They live in La Paz and they all have one thing in common: they carry Bolivia in their hearts. In this series of portraits, Thaki Voyage invites you to meet Bolivians, both born and bred, who travel in their own country and share with us their vision, their treasures and a few secrets.
Who are you, Loan? What is your relationship with Bolivia?
Hello! My name is Loan, I’m 23 and I was born in Geneva. I’m passionate about sport in general, cycling, running and hiking in the mountains. I discovered Latin America starting with Argentina and Peru 3 years ago during a 6-month trip, and I immediately wanted to come back. The following year I returned to Peru, where I worked for a while in a café in Cusco. As part of my studies at the School of Tourism in Lausanne, I chose Bolivia to do a work placement with the Thaki Voyage agency. Bolivia is a country I didn’t know very well, but I wanted to discover …
Tell us about your latest trip to Bolivia?
We spent a weekend in Coroico, a village just over 2 hours from La Paz, but at a much lower altitude, so the climate is really pleasant; it’s almost like the Amazon, but less stifling. It’s ideal for a number of activities, there are many hikes to be done in the region, but above all it’s the ideal place to rest, to get away from the hustle and bustle of La Paz for a while. To all travellers planning a trip to Coroico, I recommend the Sol y Luna hotel. It’s an ecolodge, with lots of huts scattered around the jungle, with a magnificent view, several swimming pools and other activities on offer.
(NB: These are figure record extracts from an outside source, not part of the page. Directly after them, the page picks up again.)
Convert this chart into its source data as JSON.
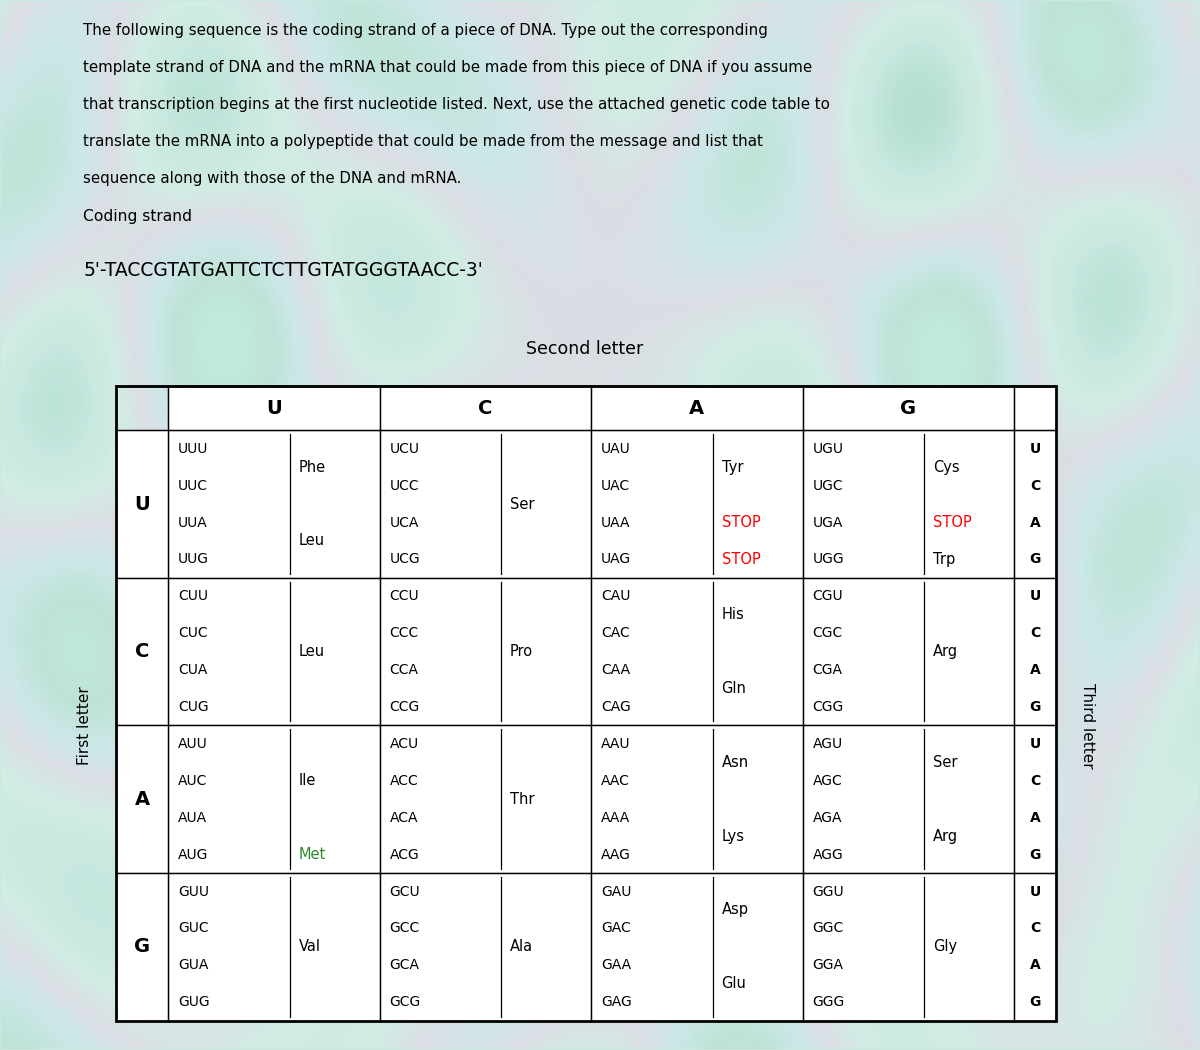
{
  "bg_color": "#c8e8e0",
  "title_text_lines": [
    "The following sequence is the coding strand of a piece of DNA. Type out the corresponding",
    "template strand of DNA and the mRNA that could be made from this piece of DNA if you assume",
    "that transcription begins at the first nucleotide listed. Next, use the attached genetic code table to",
    "translate the mRNA into a polypeptide that could be made from the message and list that",
    "sequence along with those of the DNA and mRNA."
  ],
  "coding_label": "Coding strand",
  "coding_seq": "5'-TACCGTATGATTCTCTTGTATGGGTAACC-3'",
  "second_letter_label": "Second letter",
  "first_letter_label": "First letter",
  "third_letter_label": "Third letter",
  "col_headers": [
    "U",
    "C",
    "A",
    "G"
  ],
  "row_headers": [
    "U",
    "C",
    "A",
    "G"
  ],
  "cells": [
    {
      "r": 0,
      "c": 0,
      "codons": [
        "UUU",
        "UUC",
        "UUA",
        "UUG"
      ],
      "aas": [
        {
          "text": "Phe",
          "color": "black",
          "rows": [
            0,
            1
          ]
        },
        {
          "text": "Leu",
          "color": "black",
          "rows": [
            2,
            3
          ]
        }
      ]
    },
    {
      "r": 0,
      "c": 1,
      "codons": [
        "UCU",
        "UCC",
        "UCA",
        "UCG"
      ],
      "aas": [
        {
          "text": "Ser",
          "color": "black",
          "rows": [
            0,
            1,
            2,
            3
          ]
        }
      ]
    },
    {
      "r": 0,
      "c": 2,
      "codons": [
        "UAU",
        "UAC",
        "UAA",
        "UAG"
      ],
      "aas": [
        {
          "text": "Tyr",
          "color": "black",
          "rows": [
            0,
            1
          ]
        },
        {
          "text": "STOP",
          "color": "red",
          "rows": [
            2
          ]
        },
        {
          "text": "STOP",
          "color": "red",
          "rows": [
            3
          ]
        }
      ]
    },
    {
      "r": 0,
      "c": 3,
      "codons": [
        "UGU",
        "UGC",
        "UGA",
        "UGG"
      ],
      "aas": [
        {
          "text": "Cys",
          "color": "black",
          "rows": [
            0,
            1
          ]
        },
        {
          "text": "STOP",
          "color": "red",
          "rows": [
            2
          ]
        },
        {
          "text": "Trp",
          "color": "black",
          "rows": [
            3
          ]
        }
      ]
    },
    {
      "r": 1,
      "c": 0,
      "codons": [
        "CUU",
        "CUC",
        "CUA",
        "CUG"
      ],
      "aas": [
        {
          "text": "Leu",
          "color": "black",
          "rows": [
            0,
            1,
            2,
            3
          ]
        }
      ]
    },
    {
      "r": 1,
      "c": 1,
      "codons": [
        "CCU",
        "CCC",
        "CCA",
        "CCG"
      ],
      "aas": [
        {
          "text": "Pro",
          "color": "black",
          "rows": [
            0,
            1,
            2,
            3
          ]
        }
      ]
    },
    {
      "r": 1,
      "c": 2,
      "codons": [
        "CAU",
        "CAC",
        "CAA",
        "CAG"
      ],
      "aas": [
        {
          "text": "His",
          "color": "black",
          "rows": [
            0,
            1
          ]
        },
        {
          "text": "Gln",
          "color": "black",
          "rows": [
            2,
            3
          ]
        }
      ]
    },
    {
      "r": 1,
      "c": 3,
      "codons": [
        "CGU",
        "CGC",
        "CGA",
        "CGG"
      ],
      "aas": [
        {
          "text": "Arg",
          "color": "black",
          "rows": [
            0,
            1,
            2,
            3
          ]
        }
      ]
    },
    {
      "r": 2,
      "c": 0,
      "codons": [
        "AUU",
        "AUC",
        "AUA",
        "AUG"
      ],
      "aas": [
        {
          "text": "Ile",
          "color": "black",
          "rows": [
            0,
            1,
            2
          ]
        },
        {
          "text": "Met",
          "color": "#2d8a2d",
          "rows": [
            3
          ]
        }
      ]
    },
    {
      "r": 2,
      "c": 1,
      "codons": [
        "ACU",
        "ACC",
        "ACA",
        "ACG"
      ],
      "aas": [
        {
          "text": "Thr",
          "color": "black",
          "rows": [
            0,
            1,
            2,
            3
          ]
        }
      ]
    },
    {
      "r": 2,
      "c": 2,
      "codons": [
        "AAU",
        "AAC",
        "AAA",
        "AAG"
      ],
      "aas": [
        {
          "text": "Asn",
          "color": "black",
          "rows": [
            0,
            1
          ]
        },
        {
          "text": "Lys",
          "color": "black",
          "rows": [
            2,
            3
          ]
        }
      ]
    },
    {
      "r": 2,
      "c": 3,
      "codons": [
        "AGU",
        "AGC",
        "AGA",
        "AGG"
      ],
      "aas": [
        {
          "text": "Ser",
          "color": "black",
          "rows": [
            0,
            1
          ]
        },
        {
          "text": "Arg",
          "color": "black",
          "rows": [
            2,
            3
          ]
        }
      ]
    },
    {
      "r": 3,
      "c": 0,
      "codons": [
        "GUU",
        "GUC",
        "GUA",
        "GUG"
      ],
      "aas": [
        {
          "text": "Val",
          "color": "black",
          "rows": [
            0,
            1,
            2,
            3
          ]
        }
      ]
    },
    {
      "r": 3,
      "c": 1,
      "codons": [
        "GCU",
        "GCC",
        "GCA",
        "GCG"
      ],
      "aas": [
        {
          "text": "Ala",
          "color": "black",
          "rows": [
            0,
            1,
            2,
            3
          ]
        }
      ]
    },
    {
      "r": 3,
      "c": 2,
      "codons": [
        "GAU",
        "GAC",
        "GAA",
        "GAG"
      ],
      "aas": [
        {
          "text": "Asp",
          "color": "black",
          "rows": [
            0,
            1
          ]
        },
        {
          "text": "Glu",
          "color": "black",
          "rows": [
            2,
            3
          ]
        }
      ]
    },
    {
      "r": 3,
      "c": 3,
      "codons": [
        "GGU",
        "GGC",
        "GGA",
        "GGG"
      ],
      "aas": [
        {
          "text": "Gly",
          "color": "black",
          "rows": [
            0,
            1,
            2,
            3
          ]
        }
      ]
    }
  ]
}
What's your favourite thing about Bolivia?
My bike! I was very reluctant to bring it with me from Switzerland, but in the end I don’t regret it at all. It allowed me to discover a lot of places, and in a different way. I’m starting to get to know several nice routes around La Paz, it’s just often a bit difficult to get out of the city with the traffic, and Bolivians don’t necessarily respect cyclists, but you get used to it, and as soon as you get out of the city, the scenery is extraordinary. I’d love to do a trip of a few weeks by bike through Bolivia, for example between the Salar d’Uyuni and South Lipez regions.
And your favourite place to recharge your batteries in La Paz, or anywhere else?
I really like the Lake Titicaca region. I’ve been there several times before, each time to different places, and it’s always super relaxing, and the scenery, with the lake and the snow-capped peaks in the background, is really beautiful. Last time, I cycled there and back, taking small roads and passing through many communities, raising cows and goats and growing potatoes and quinua. I’m planning to go there again soon to visit the Santiago de Okola region. For me, it’s the best place to get away from the hustle and bustle of La Paz.
What's your favourite culinary speciality here?
I’d say the chocolates, or the coffees, both of very high quality. I come from the land of chocolate, but I prefer Latin American chocolates, which really express the exceptional terroir of the Andean slopes or the Amazon. We can also see that there is more and more know-how, both in cocoa and coffee. Whereas these products used to be exported unprocessed to Europe, today there are more and more chocolate makers, craftsmen, roasters and so on. And, unlike most cocoa and coffee consumed in Europe, most of them are EU-produced, organic and fully traceable.
What's your best memory of your trip to Bolivia?
3 years ago, when I discovered South Lipez on my arrival from Chile, I was of course expecting exceptional landscapes, but it was totally beyond my expectations. It’s very hard to describe these landscapes as they seem to have come out of another world. On top of that, I was travelling alone at the time, but shortly before the visit to South Lipez I’d met some other super-friendly travellers, and the excursion, already extraordinary in itself, accompanied by this great group of friends, really made the moment very special. I dream of returning to this region and having a little more time to explore it.
Finally: a book, music album or artist to recommend to future travellers?
Although there are many traditional music groups in Bolivia, I would have to say Savia Andina, one of the most important in the country. It was probably this group that introduced me to the charango, a typical Andean instrument, a sort of small guitar with plucked strings and a unique sound, which I love. Savia Andina also use other typical Andean instruments such as the quena and the most famous Andean instrument, the siku. Among my favourite songs from the group are ‘Verbenita’ and ‘El Minero’. Some typical music, such as the Peruvian chicha, is slowly beginning to make a name for itself, and I think Bolivian music deserves to do so too.